Un silenzio meditabondo, forse, dall’altra parte. E anche dalla mia.

3 Comments

  • Barbara N. D. Posted 13 Maggio 2008 19:27

    Forse non dovrebbero essere pubblicati libri dove l’autrice (insegnante a tempo perso!) scrive frasi come “sciami di uccelli…” Forse fa parte anche lei della casta e questo le rode e non poco. Forse dovrebbe riflettere sul senso della sua vita, del suo matrimonio e soprattutto considerare il senso del pudore.

  • Maria Adelaide S. Posted 3 Giugno 2008 20:53

    Anche questa volta sono salita sulla giostra dei tuoi pensieri con emozione
    e interesse. Mi sono fatta trascinare per le strade del centro, ho seguito
    gli incontri improbabili o scontati, eccitanti o noiosi, tutti funzionali e
    significativi per districare l’ansia dei tuoi pensieri, per l’urgenza della
    tua ricerca esistenziale. Ti ho riconosciuta e ti ho amata, mi hai fatto
    paura e mi hai conquistata. Tra ricordi e nostalgia, un’altalena di
    lontananza e di identificazione, di ebbrezza e sconforto. Una certezza: la
    tua scrittura continua a essere una sperimentazione espressiva di ricercata
    caratura. Vivere, raccontare, guardare il cielo sempre!
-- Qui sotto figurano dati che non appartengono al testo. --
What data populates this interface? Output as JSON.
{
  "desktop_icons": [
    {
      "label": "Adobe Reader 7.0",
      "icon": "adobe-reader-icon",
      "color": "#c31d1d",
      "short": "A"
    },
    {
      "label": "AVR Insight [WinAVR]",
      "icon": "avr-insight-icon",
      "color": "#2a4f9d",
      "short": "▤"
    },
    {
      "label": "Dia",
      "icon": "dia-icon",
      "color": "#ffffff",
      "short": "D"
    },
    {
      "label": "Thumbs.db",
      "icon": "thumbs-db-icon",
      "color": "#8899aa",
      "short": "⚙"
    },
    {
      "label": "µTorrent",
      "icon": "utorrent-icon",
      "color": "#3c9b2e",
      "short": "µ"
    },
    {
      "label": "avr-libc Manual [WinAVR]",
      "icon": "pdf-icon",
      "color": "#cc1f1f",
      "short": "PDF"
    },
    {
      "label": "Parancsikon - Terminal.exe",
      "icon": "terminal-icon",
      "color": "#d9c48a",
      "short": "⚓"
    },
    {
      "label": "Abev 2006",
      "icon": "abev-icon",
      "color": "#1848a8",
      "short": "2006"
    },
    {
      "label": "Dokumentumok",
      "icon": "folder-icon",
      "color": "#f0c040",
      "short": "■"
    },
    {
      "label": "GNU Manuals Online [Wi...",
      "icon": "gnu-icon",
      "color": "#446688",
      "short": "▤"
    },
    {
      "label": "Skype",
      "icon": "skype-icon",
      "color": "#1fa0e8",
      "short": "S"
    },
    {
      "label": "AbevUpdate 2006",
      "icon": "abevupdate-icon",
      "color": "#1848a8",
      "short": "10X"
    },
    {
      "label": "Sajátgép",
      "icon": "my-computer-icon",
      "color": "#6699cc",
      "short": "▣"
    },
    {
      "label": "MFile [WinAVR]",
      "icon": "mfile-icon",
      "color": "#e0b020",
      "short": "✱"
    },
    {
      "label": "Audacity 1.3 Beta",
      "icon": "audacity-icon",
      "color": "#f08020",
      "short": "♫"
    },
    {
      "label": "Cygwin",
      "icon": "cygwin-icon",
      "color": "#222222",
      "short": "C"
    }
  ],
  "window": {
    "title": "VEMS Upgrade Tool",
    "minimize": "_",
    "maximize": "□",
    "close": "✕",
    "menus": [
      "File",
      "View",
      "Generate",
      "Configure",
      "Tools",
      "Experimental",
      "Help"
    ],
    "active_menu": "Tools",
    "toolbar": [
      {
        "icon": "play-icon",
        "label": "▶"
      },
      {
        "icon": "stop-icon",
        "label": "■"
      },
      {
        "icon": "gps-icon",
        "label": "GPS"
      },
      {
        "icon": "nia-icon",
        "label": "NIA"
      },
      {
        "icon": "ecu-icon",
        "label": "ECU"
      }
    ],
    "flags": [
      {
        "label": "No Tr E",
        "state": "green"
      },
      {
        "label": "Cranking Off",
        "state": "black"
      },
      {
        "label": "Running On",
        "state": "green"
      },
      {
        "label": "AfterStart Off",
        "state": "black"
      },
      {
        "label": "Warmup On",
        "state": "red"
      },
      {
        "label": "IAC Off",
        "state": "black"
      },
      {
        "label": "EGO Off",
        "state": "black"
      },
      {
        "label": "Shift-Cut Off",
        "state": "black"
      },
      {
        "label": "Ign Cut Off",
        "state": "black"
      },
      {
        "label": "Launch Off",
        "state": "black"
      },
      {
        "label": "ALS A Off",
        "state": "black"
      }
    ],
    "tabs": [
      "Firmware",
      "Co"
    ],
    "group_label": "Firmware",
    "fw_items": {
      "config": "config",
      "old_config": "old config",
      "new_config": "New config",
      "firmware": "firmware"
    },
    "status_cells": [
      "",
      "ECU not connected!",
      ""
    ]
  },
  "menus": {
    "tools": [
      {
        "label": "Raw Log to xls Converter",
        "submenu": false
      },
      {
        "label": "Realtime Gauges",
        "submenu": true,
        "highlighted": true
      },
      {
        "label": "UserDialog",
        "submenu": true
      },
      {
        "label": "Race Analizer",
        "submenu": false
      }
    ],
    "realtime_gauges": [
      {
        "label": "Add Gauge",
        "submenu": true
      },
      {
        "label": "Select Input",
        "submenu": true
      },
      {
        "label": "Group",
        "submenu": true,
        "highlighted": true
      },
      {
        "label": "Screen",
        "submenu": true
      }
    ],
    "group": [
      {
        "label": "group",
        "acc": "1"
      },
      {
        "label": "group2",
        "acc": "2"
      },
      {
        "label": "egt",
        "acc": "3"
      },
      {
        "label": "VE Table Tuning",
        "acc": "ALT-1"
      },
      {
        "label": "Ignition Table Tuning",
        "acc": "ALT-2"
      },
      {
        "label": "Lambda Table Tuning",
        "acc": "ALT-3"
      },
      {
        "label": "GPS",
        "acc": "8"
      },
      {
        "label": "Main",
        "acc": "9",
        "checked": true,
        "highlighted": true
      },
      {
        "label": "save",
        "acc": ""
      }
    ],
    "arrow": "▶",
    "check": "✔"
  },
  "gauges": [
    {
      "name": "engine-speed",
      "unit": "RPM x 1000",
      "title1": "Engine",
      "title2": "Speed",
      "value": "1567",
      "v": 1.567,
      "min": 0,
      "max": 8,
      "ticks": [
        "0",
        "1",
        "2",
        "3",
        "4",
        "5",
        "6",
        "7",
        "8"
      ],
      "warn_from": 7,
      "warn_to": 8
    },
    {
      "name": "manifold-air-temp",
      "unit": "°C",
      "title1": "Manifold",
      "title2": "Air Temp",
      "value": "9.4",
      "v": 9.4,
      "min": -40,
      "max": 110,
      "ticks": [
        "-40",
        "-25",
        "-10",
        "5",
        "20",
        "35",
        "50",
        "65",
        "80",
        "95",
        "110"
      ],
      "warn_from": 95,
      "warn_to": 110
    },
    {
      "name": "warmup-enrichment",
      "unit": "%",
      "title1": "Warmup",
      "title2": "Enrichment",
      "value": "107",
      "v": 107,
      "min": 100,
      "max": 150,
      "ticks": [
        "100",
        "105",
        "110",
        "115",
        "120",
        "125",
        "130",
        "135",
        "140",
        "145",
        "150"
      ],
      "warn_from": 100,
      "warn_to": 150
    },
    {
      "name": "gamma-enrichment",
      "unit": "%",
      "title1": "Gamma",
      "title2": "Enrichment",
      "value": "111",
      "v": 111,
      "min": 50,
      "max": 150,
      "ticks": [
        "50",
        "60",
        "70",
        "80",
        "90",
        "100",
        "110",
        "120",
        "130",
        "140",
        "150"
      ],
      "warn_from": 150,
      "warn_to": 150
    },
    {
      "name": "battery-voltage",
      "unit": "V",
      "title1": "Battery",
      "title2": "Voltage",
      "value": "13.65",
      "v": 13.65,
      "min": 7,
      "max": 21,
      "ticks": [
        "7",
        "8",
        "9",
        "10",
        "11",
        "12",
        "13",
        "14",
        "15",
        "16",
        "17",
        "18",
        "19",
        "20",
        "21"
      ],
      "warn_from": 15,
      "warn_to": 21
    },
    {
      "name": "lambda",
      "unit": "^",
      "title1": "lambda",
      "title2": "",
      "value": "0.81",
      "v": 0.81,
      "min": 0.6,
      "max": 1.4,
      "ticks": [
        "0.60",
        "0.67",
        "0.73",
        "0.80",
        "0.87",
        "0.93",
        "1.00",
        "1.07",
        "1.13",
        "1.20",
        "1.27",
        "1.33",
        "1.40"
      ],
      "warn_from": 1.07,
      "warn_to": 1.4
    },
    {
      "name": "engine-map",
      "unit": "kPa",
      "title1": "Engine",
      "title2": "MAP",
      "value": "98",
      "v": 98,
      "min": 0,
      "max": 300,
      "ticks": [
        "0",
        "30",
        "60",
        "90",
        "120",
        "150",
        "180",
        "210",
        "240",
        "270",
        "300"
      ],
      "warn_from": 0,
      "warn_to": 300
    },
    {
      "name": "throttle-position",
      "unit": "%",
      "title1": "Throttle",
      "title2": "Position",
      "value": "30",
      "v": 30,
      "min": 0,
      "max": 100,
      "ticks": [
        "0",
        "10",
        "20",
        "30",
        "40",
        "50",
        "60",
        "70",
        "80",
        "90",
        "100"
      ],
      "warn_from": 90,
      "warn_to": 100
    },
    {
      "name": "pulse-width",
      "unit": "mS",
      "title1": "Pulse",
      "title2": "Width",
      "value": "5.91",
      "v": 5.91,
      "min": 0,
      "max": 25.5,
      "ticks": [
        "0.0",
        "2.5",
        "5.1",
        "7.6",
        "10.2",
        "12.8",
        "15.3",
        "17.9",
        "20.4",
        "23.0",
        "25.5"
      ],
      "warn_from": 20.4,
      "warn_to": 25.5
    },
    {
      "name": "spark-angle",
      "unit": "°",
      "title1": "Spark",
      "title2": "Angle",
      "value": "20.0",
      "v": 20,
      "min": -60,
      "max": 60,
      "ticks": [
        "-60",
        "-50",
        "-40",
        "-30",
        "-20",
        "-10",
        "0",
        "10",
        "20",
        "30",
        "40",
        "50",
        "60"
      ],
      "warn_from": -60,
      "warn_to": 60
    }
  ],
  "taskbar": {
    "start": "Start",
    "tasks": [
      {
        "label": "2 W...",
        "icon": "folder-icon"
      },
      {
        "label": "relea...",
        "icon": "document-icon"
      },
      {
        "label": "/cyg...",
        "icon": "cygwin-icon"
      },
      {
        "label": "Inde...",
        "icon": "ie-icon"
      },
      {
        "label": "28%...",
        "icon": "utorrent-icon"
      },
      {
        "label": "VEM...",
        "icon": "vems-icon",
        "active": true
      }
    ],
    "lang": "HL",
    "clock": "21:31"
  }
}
Brava Anna

  • Barbara M. Posted 16 Giugno 2008 10:45

    non so chi sia la signora Notaro e forse è ininfluente.
    la complessità di una storia vibrante, la coinvolgente scrittura sdoppiata – la rima come volo dell’anima – e la prosa, aspetto razionale dell’io narrante, sono così totalizzanti che davvero non riesco la cogliere come la sottigliezza – peraltro capziosa – relativa a sciami di gabbiani possa fornire l’unico spunto di riflessione e, se del caso, di critica.
    mi pare di cogliere più di una vena di velenosa e sterile competizione femminina.